You keep saying that as though it's a fact or a law when it's only an opinion. You should stop doing that.

Publisher, distributor, and platform are legal definitions that have been worked out through case law over a long period of time. Blocking content on a political basis as a non-internet content provider would be more than enough to get you treated as a publisher.

In pre-section 230 law, even blocking content for vulgarity was enough to get you treated as a publisher, that decision was Stratton Oakmont, Inc. v. Prodigy Services Co.

Eugene Volokh has a good summary of this at https://reason.com/2020/05/28/47-u-s-c-%C2%A7-230-and-the-pu.... You might want to read it so you don't make completely uninformed statements on the internet. You should stop doing that.

> Blocking content on a political basis as a non-internet content provider would be more than enough to get you treated as a publisher.

The key point here is "in pre-section 230 law". Prodigy Services was one the cases that prompted Congress to pass Section 230. Why cite outdated cases to try to prove your point? What's next, Dred Scott v. Sandford?

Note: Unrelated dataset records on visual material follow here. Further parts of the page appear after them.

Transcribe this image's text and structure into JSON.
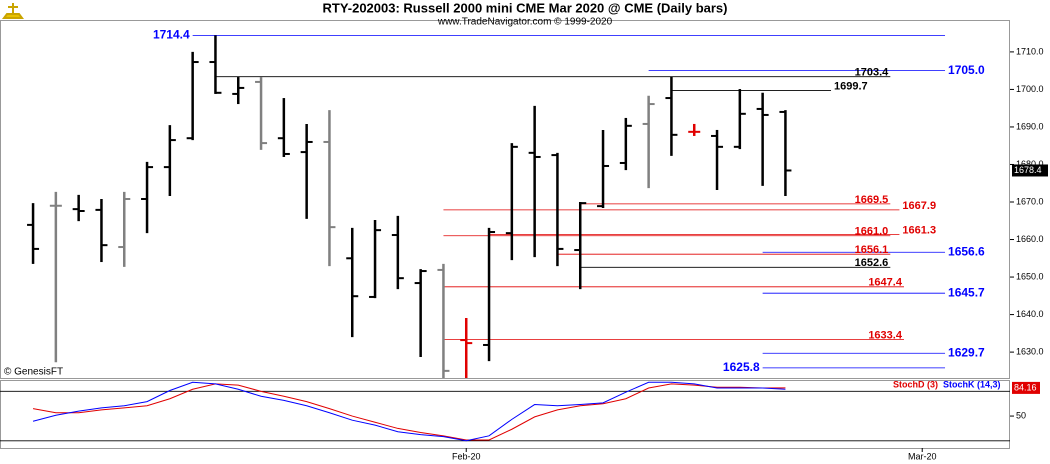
{
  "chart_data": {
    "type": "ohlc",
    "title": "RTY-202003:  Russell 2000 mini CME Mar 2020 @ CME  (Daily bars)",
    "subtitle": "www.TradeNavigator.com © 1999-2020",
    "watermark": "© GenesisFT",
    "x": [
      0,
      1,
      2,
      3,
      4,
      5,
      6,
      7,
      8,
      9,
      10,
      11,
      12,
      13,
      14,
      15,
      16,
      17,
      18,
      19,
      20,
      21,
      22,
      23,
      24,
      25,
      26,
      27,
      28,
      29,
      30,
      31,
      32,
      33
    ],
    "open": [
      1663.9,
      1669,
      1668.1,
      1667.9,
      1658,
      1670.8,
      1679.3,
      1687,
      1707.3,
      1698.8,
      1702,
      1687,
      1683.3,
      1686,
      1655,
      1644.7,
      1661.2,
      1648.4,
      1651.9,
      1633.2,
      1631.9,
      1661.7,
      1683.1,
      1682.5,
      1657.2,
      1668.9,
      1680.4,
      1690.8,
      1697.7,
      1688.7,
      1687.6,
      1684.7,
      1694.8,
      1694
    ],
    "high": [
      1669.7,
      1672.7,
      1671.9,
      1670.8,
      1672.7,
      1680.7,
      1690.5,
      1710,
      1714.4,
      1703.3,
      1703.3,
      1697.7,
      1690.8,
      1694.5,
      1663.1,
      1665.2,
      1666.3,
      1652.1,
      1653.5,
      1639.1,
      1663.1,
      1685.7,
      1695.6,
      1683.1,
      1670,
      1689.2,
      1692.4,
      1698.3,
      1703.3,
      1690.8,
      1689.2,
      1700.1,
      1699.1,
      1694.5
    ],
    "low": [
      1653.5,
      1627.3,
      1664.9,
      1654,
      1652.7,
      1661.7,
      1671.6,
      1686.5,
      1698.8,
      1696.1,
      1683.9,
      1682,
      1665.5,
      1652.9,
      1634,
      1644.4,
      1646.8,
      1628.7,
      1622,
      1622,
      1627.6,
      1654.5,
      1655.3,
      1652.9,
      1646.8,
      1668.4,
      1678.5,
      1673.7,
      1682.3,
      1687.6,
      1673.2,
      1684.1,
      1674.3,
      1671.6
    ],
    "close": [
      1657.5,
      1669,
      1667.6,
      1658.5,
      1670.8,
      1679.3,
      1686.5,
      1707.3,
      1699.1,
      1700.4,
      1685.7,
      1682.8,
      1686,
      1663.3,
      1644.9,
      1662.5,
      1649.7,
      1651.6,
      1625,
      1632.4,
      1662,
      1684.7,
      1682,
      1657.5,
      1669.7,
      1679.6,
      1690.3,
      1696.1,
      1687.9,
      1688.7,
      1684.7,
      1693.5,
      1693.2,
      1678.4
    ],
    "colors": [
      "#000000",
      "#808080",
      "#000000",
      "#000000",
      "#808080",
      "#000000",
      "#000000",
      "#000000",
      "#000000",
      "#000000",
      "#808080",
      "#000000",
      "#000000",
      "#808080",
      "#000000",
      "#000000",
      "#000000",
      "#000000",
      "#808080",
      "#e00000",
      "#000000",
      "#000000",
      "#000000",
      "#000000",
      "#000000",
      "#000000",
      "#000000",
      "#808080",
      "#000000",
      "#e00000",
      "#000000",
      "#000000",
      "#000000",
      "#000000"
    ],
    "xlim": [
      -1.45,
      42.85
    ],
    "xticks": [
      {
        "value": 19,
        "label": "Feb-20"
      },
      {
        "value": 39,
        "label": "Mar-20"
      }
    ],
    "ylim": [
      1623.1,
      1718.5
    ],
    "yticks": [
      {
        "value": 1630,
        "label": "1630.0"
      },
      {
        "value": 1640,
        "label": "1640.0"
      },
      {
        "value": 1650,
        "label": "1650.0"
      },
      {
        "value": 1660,
        "label": "1660.0"
      },
      {
        "value": 1670,
        "label": "1670.0"
      },
      {
        "value": 1680,
        "label": "1680.0"
      },
      {
        "value": 1690,
        "label": "1690.0"
      },
      {
        "value": 1700,
        "label": "1700.0"
      },
      {
        "value": 1710,
        "label": "1710.0"
      }
    ],
    "last_price": 1678.4,
    "levels": [
      {
        "value": 1714.4,
        "label": "1714.4",
        "color": "#0000ff",
        "start": 7,
        "end": 40,
        "label_side": "before"
      },
      {
        "value": 1703.4,
        "label": "1703.4",
        "color": "#000000",
        "start": 8,
        "end": 37.6,
        "label_side": "inside"
      },
      {
        "value": 1705,
        "label": "1705.0",
        "color": "#0000ff",
        "start": 27,
        "end": 40,
        "label_side": "after"
      },
      {
        "value": 1699.7,
        "label": "1699.7",
        "color": "#000000",
        "start": 28,
        "end": 35,
        "label_side": "after"
      },
      {
        "value": 1669.5,
        "label": "1669.5",
        "color": "#e00000",
        "start": 24,
        "end": 37.6,
        "label_side": "inside"
      },
      {
        "value": 1667.9,
        "label": "1667.9",
        "color": "#e00000",
        "start": 18,
        "end": 38,
        "label_side": "after"
      },
      {
        "value": 1661.3,
        "label": "1661.3",
        "color": "#e00000",
        "start": 20,
        "end": 38,
        "label_side": "after"
      },
      {
        "value": 1661,
        "label": "1661.0",
        "color": "#e00000",
        "start": 18,
        "end": 37.6,
        "label_side": "inside"
      },
      {
        "value": 1656.1,
        "label": "1656.1",
        "color": "#e00000",
        "start": 23,
        "end": 37.6,
        "label_side": "inside"
      },
      {
        "value": 1656.6,
        "label": "1656.6",
        "color": "#0000ff",
        "start": 32,
        "end": 40,
        "label_side": "after"
      },
      {
        "value": 1652.6,
        "label": "1652.6",
        "color": "#000000",
        "start": 24,
        "end": 37.6,
        "label_side": "inside"
      },
      {
        "value": 1647.4,
        "label": "1647.4",
        "color": "#e00000",
        "start": 18,
        "end": 38.2,
        "label_side": "inside"
      },
      {
        "value": 1645.7,
        "label": "1645.7",
        "color": "#0000ff",
        "start": 32,
        "end": 40,
        "label_side": "after"
      },
      {
        "value": 1633.4,
        "label": "1633.4",
        "color": "#e00000",
        "start": 18,
        "end": 38.2,
        "label_side": "inside"
      },
      {
        "value": 1629.7,
        "label": "1629.7",
        "color": "#0000ff",
        "start": 32,
        "end": 40,
        "label_side": "after"
      },
      {
        "value": 1625.8,
        "label": "1625.8",
        "color": "#0000ff",
        "start": 32,
        "end": 40,
        "label_side": "before"
      }
    ],
    "indicator": {
      "type": "line",
      "ylim": [
        11.25,
        93.75
      ],
      "yticks": [
        50
      ],
      "reference_lines": [
        20,
        80
      ],
      "last_value": 84.16,
      "series": [
        {
          "name": "StochD (3)",
          "color": "#e00000",
          "values": [
            59,
            54,
            54,
            57.5,
            60,
            62.5,
            71,
            82.5,
            89,
            87.5,
            80,
            74,
            67.5,
            59,
            50,
            42.5,
            35,
            30,
            26,
            21,
            21,
            34,
            49,
            57.5,
            62.5,
            65,
            71,
            84,
            89,
            87.5,
            85,
            85,
            84,
            84.16
          ]
        },
        {
          "name": "StochK (14,3)",
          "color": "#0000ff",
          "values": [
            43.75,
            51,
            56,
            60,
            62.5,
            67.5,
            81,
            91,
            89,
            82.5,
            74,
            69,
            62.5,
            54,
            45,
            39,
            31,
            27.5,
            25,
            20,
            26,
            46,
            64,
            62.5,
            64,
            66,
            79,
            91,
            91,
            89,
            84,
            84,
            84,
            82.5
          ]
        }
      ]
    }
  }
}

> when they want to block content on a political basis

And what about when the want to block content because they believe in an objective reality?

> A stated rationale for protecting internet platform providers was to provide true diversity of political discourse.

Citation needed.

The most prominent case that led to the passage of section 230 was the decision in Stratton Oakmont, Inc. v. Prodigy Services Co. which had nothing to do with politics.

The "Findings" passage of section 230 itself called out the internet as "a forum for a true diversity of political discourse".